Who makes these changes?
I shoot an arrow right.
It lands left.
I ride after a deer and find myself
chased by a hog.
I plot to get what I want
and end up in prison.
I dig pits to trap others
and fall in.

I should be suspicious
of what I want.

translated by Coleman Barks

for Valentine’s Day from Hafiz

Oh my dear, how can I speak of being apart from you?
The eyes know a hundred tears, and the soul has a hundred sighs.

I’d not have an infidel suffer the torment your beauty has caused
To the cypress which envies your body, and the moon that’s outshone by your face.

translated by Peter Avery & John Heath-Stubbs

from Night and Sleep by Rumi

The spirit sees astounding beings, turtles turned to men,
Men turned to angels, when sleep erases the banal.

I think one could say the spirit goes back to its old home;
It no longer remembers where it lives, and loses its fatigue.

It carries around in life so many griefs and loads
And trembles under their weight; they are gone, it is all well.

translated by Robert Bly

The Jar with the Dry Rim by Rumi

The mind is an ocean. . .and so many worlds
Are rolling there, mysterious, dimly seen!
And our bodies? Our body is a cup, floating
On the ocean; soon it will fill, and sink. . .
Not even one bubble will show where it went down.

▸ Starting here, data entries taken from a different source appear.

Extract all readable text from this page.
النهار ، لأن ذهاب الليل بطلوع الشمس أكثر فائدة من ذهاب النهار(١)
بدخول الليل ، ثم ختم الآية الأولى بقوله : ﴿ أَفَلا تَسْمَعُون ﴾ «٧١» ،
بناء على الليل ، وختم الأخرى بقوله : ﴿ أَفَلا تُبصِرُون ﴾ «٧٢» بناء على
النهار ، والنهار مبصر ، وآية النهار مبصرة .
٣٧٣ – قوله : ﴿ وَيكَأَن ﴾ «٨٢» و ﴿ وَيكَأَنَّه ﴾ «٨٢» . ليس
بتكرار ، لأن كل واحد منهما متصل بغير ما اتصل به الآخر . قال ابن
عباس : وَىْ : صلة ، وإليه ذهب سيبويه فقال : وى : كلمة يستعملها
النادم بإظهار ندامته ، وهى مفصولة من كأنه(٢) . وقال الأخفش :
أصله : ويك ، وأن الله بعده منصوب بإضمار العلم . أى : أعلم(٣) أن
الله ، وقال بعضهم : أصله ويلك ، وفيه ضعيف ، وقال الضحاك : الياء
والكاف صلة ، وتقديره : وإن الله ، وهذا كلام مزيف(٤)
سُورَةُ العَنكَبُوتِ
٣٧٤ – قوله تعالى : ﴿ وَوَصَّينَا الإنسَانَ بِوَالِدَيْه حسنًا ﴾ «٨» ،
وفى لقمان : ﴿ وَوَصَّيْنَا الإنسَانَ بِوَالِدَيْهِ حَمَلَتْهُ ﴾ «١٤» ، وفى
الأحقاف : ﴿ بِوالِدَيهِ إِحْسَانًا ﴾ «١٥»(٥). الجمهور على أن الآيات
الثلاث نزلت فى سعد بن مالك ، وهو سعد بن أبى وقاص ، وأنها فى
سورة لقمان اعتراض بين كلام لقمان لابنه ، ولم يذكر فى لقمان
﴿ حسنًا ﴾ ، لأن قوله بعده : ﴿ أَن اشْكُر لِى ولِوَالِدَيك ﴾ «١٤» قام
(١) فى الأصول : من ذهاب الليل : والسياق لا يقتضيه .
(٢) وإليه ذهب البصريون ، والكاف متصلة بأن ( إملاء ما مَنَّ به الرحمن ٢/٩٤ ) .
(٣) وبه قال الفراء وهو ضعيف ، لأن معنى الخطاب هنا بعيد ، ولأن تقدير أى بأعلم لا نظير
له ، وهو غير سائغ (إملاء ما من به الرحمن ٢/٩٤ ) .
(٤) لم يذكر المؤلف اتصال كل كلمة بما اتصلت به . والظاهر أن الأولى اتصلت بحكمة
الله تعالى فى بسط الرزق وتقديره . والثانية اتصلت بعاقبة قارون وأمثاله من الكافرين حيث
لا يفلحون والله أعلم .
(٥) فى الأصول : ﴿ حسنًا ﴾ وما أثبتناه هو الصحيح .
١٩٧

The spirit is so near that you can’t see it!
But reach for it. . .Don’t be a jar
Full of water, whose rim is always dry.
Don’t be the rider who gallops all night
And never sees the horse that is beneath him.

translated by Robert Bly

on dancing from Rumi

Dance, when you’re broken open.
Dance, if you’ve torn the bandage off.
Dance in the middle of the fighting.
Dance in your blood.
Dance, when you’re perfectly free.

translated by Coleman Barks with John Moyne

from There Is Nothing In This Well But Wind by Hafiz

I have asked the eye of my heart: what is the use of all this worrying?

So don’t waste your time trying to fill your cup with water
When you know that there is nothing in this well but wind.

O Hafiz, in this desert, you have fallen victim to your own illusions.
When was a pilgrim’s thirst ever quenched by a mirage?